— Нет, пожалуйста, — сказал Васарис, — я и сам люблю поговорить на эту тему. Видишь ли, во-первых, я убедился, что у меня нет призвания. Я не набожен, и мои склонности не соответствуют характеру деятельности священника. Литературное творчество в том смысле, как я его понимаю, также отдаляет меня от священства. Прежде я думал, что именно это и явится главной причиной, но позднее возникли и расхождения идеологические. Теперь же я убедился, что при моем образе мыслей оставаться ксендзом невозможно и, пожалуй, даже нечестно.
— Так чего ты ждешь?
— Психологическое основание для такого шага, как я уже тебе сказал, есть. Но есть и разные препятствия. Человек не может существовать вне общества, и будь ты хоть трижды индивидуалист, все равно ты принадлежишь к той или иной среде. Я, например, сросся с католиками, проникся в общих чертах их мировоззрением, их общественными стремлениями, наконец, тесно связан с ними делами и дружбой. Отрекшись от сана, я должен со всеми порвать и повиснуть в воздухе. Следовательно, и здесь нужно изменить ориентацию, а я пока что не могу этого сделать.
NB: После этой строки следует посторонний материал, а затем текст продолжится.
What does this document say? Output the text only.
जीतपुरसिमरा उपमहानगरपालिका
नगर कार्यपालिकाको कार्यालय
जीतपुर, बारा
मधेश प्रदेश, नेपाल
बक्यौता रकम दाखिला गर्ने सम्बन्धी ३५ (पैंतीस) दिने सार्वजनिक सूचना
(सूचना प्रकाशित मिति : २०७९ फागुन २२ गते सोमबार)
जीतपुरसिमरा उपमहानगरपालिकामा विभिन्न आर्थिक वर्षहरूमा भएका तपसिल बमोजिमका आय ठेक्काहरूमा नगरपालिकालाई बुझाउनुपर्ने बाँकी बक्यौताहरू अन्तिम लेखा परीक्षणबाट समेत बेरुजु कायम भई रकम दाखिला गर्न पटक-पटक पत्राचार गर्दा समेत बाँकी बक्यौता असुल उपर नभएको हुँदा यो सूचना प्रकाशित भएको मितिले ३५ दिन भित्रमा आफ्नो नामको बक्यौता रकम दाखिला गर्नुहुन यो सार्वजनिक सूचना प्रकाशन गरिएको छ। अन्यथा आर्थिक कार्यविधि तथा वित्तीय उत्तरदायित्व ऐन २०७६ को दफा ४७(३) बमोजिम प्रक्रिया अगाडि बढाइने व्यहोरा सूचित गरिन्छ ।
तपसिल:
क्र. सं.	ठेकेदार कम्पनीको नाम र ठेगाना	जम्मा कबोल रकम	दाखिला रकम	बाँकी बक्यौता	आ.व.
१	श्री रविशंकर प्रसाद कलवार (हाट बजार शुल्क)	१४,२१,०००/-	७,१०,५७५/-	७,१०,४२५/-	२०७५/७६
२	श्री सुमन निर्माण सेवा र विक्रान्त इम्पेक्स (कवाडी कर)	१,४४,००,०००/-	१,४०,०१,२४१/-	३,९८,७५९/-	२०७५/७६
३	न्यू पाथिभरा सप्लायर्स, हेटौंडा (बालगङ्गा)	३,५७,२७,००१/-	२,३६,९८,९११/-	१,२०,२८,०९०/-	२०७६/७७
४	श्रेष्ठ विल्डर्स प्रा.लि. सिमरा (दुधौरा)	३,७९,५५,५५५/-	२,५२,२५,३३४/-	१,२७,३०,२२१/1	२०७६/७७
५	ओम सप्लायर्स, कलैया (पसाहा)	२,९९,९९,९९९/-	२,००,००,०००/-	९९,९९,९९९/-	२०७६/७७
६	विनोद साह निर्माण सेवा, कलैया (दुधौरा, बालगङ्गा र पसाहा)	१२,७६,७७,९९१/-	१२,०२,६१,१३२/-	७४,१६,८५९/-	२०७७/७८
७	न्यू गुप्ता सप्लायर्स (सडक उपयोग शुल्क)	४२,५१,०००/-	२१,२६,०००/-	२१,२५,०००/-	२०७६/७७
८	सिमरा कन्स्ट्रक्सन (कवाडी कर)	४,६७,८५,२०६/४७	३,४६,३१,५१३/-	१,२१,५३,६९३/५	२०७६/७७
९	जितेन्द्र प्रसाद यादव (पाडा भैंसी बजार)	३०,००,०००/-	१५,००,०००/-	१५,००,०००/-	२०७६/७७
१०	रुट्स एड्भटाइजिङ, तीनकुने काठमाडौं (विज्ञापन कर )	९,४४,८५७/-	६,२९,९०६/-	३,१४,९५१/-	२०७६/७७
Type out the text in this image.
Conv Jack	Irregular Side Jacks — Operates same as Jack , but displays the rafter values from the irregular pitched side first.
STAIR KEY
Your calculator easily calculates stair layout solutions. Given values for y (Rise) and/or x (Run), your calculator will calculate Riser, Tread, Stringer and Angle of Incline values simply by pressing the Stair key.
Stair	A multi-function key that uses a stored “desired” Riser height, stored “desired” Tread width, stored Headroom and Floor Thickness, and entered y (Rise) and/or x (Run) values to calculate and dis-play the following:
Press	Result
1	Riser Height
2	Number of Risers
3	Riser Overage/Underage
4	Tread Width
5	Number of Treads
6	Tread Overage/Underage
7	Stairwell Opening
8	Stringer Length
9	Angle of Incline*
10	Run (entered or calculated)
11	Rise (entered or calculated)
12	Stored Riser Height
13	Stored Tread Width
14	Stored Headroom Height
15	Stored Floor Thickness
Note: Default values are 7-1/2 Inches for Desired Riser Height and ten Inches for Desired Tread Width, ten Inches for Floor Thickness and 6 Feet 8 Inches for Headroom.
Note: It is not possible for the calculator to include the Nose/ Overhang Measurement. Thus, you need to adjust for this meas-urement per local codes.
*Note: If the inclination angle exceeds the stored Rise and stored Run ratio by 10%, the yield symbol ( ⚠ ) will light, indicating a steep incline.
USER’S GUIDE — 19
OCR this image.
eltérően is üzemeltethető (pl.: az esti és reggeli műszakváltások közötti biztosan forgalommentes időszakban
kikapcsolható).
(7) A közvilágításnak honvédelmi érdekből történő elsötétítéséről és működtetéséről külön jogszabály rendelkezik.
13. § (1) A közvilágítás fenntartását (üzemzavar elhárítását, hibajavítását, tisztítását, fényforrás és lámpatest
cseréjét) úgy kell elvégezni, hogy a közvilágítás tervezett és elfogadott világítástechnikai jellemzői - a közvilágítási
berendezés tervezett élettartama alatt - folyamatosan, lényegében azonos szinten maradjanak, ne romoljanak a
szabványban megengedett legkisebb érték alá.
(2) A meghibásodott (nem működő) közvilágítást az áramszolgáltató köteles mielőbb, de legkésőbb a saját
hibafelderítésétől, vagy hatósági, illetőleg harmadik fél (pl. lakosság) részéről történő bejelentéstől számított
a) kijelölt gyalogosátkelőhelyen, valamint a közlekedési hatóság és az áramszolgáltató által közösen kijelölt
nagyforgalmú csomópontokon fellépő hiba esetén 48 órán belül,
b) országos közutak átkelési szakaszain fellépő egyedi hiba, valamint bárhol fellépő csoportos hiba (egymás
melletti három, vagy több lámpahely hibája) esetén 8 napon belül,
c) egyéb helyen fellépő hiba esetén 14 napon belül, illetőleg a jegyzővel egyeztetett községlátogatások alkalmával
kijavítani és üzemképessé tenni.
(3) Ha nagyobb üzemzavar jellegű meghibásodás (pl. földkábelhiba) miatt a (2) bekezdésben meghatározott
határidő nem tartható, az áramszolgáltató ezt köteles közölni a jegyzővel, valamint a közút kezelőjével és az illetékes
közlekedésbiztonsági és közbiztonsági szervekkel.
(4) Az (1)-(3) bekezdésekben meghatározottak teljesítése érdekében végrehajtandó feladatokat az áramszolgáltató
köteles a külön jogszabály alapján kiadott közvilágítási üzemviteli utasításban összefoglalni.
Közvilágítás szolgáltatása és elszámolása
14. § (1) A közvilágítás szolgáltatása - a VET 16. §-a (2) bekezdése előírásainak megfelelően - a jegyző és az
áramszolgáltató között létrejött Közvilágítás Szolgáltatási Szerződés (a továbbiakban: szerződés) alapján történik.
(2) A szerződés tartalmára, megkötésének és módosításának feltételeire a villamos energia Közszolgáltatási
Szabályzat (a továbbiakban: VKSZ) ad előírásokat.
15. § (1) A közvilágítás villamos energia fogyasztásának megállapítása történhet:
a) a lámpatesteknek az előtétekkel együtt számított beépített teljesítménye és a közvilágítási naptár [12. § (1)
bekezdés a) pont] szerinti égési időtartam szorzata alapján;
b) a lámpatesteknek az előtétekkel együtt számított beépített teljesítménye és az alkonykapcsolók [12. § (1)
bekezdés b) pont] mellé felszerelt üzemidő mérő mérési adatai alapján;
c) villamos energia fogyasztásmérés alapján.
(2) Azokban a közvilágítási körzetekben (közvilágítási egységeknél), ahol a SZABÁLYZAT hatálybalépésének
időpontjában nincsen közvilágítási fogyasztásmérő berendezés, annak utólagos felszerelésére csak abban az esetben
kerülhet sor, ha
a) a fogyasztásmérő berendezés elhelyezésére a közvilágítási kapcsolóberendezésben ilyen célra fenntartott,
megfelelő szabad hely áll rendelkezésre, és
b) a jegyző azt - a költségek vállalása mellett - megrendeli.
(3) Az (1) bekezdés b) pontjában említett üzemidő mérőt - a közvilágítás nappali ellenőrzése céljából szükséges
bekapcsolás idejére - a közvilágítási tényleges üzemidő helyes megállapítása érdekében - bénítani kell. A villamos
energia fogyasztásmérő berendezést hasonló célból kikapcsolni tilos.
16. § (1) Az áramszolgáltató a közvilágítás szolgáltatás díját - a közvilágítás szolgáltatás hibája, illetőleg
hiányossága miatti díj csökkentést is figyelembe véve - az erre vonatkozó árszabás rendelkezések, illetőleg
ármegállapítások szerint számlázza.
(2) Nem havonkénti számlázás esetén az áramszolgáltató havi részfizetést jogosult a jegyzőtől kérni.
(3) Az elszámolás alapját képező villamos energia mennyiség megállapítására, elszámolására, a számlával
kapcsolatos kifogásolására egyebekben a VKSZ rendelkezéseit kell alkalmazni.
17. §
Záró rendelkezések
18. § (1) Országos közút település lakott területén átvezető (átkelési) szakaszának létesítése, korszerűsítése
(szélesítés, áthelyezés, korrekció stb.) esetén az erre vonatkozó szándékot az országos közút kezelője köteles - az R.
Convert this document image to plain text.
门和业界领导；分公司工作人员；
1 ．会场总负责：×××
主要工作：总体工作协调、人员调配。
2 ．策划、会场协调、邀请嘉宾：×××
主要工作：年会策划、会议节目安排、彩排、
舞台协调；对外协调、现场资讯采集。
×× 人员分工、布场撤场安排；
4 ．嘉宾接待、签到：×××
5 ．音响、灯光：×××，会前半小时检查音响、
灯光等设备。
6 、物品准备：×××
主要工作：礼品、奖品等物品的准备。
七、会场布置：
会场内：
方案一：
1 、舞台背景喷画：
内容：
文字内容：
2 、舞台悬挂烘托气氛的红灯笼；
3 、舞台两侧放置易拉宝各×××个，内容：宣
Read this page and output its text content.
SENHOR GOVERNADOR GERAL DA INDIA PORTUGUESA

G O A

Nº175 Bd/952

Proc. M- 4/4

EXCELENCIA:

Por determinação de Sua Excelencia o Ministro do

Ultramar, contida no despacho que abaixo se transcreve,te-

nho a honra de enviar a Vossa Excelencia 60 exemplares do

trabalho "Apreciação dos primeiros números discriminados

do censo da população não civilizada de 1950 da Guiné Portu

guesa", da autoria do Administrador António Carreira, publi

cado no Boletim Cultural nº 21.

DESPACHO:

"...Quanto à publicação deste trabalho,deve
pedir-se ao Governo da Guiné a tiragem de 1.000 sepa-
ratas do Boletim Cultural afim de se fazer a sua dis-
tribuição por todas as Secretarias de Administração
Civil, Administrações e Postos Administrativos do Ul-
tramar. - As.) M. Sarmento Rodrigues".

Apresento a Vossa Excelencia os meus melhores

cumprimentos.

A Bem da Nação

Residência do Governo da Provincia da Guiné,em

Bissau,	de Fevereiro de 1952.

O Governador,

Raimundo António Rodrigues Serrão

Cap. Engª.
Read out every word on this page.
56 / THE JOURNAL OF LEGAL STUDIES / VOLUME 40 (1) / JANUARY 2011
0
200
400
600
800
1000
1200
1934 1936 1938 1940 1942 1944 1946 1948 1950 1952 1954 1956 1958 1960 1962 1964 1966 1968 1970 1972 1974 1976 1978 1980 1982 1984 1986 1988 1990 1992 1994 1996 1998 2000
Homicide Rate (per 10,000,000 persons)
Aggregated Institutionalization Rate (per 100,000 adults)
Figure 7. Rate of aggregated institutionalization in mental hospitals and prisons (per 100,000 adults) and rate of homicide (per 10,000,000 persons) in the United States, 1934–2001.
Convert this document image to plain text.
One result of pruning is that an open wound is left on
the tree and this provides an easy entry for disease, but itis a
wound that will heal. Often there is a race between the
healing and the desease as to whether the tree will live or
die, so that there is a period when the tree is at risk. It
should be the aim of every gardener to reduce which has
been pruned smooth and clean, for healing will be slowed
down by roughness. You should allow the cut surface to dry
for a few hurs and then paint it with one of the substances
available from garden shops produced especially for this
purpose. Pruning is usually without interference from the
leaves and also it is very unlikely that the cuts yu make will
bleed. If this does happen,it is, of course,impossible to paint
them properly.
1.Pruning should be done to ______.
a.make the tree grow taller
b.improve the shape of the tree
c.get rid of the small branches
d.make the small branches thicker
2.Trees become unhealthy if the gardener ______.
— Что же из этого следует?
— Вот что. Родители мои старики. Я и прежде знал, а дня два тому назад еще более убедился в том, как много значит для них мой сан. Для них трагедия уже одно то, что я хочу жить и работать в Каунасе, а не в приходе. Если же я теперь отрекусь от сана, то сведу в могилу мать и омрачу последние годы жизни отца, а чего доброго и вообще сокращу дни его. Вот почему я на это не решаюсь.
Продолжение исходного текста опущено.